Part of the pressure people on antidepressants feel when suffering from lack of sex drive is feeling that they are disappointing their partner. Though it may not sound as sexy as a spontaneous play time, planning sex can take off the edge of always declining a partner’s advances and help get expectations on the same level. This also gives you time to prepare yourself mentally and physically. Spend sometime before your planned date indulging in a bath, eating some aphrodisiac foods, or slipping into your favorite sexy outfit.
Although treating the same issues, different medications react differently in our bodies. Changing your medication could see a decline in some of the side effects you’re experiencing. However, the option of switching medication isn’t available for everyone.
Some people have a drug holiday, where they skip a few days of medication to enjoy a special evening or weekend with a partner. This can work for people taking low doses, who are in safe, comfortable situations, and are aware of ways to combat and control symptoms that may show up.

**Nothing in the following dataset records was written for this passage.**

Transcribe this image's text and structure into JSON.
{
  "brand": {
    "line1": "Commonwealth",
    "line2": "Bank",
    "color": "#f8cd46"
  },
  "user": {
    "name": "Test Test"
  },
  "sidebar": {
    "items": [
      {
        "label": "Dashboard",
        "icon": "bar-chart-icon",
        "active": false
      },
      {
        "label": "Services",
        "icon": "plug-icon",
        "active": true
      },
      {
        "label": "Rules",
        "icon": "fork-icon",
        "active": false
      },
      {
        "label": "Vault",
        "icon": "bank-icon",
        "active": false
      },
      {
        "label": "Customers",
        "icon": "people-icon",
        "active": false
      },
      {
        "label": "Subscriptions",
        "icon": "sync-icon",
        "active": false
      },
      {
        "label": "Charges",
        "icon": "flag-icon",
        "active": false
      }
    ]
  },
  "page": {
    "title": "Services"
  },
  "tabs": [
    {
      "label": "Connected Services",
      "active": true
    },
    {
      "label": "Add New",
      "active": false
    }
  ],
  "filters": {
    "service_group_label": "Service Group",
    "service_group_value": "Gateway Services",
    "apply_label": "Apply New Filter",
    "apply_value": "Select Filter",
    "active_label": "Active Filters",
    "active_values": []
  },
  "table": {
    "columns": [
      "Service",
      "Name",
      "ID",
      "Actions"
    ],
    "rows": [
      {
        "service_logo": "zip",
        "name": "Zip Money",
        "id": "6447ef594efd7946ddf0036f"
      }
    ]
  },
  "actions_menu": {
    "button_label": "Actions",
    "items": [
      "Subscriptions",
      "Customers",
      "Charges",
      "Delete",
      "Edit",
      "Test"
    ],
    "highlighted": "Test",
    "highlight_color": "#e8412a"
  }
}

Anything concerning switching your medication or it’s dose should be discussed with doctor BEFORE doing so. Some medications have dramatic withdrawal side effects which need to be considered.
I hope this helped with your question. I’d like to add that I’m very happy you’re seeking help for your mental health issues and finding some relief. In a society where mental health isn’t a priority, I’m glad you’re getting the help you need and deserve.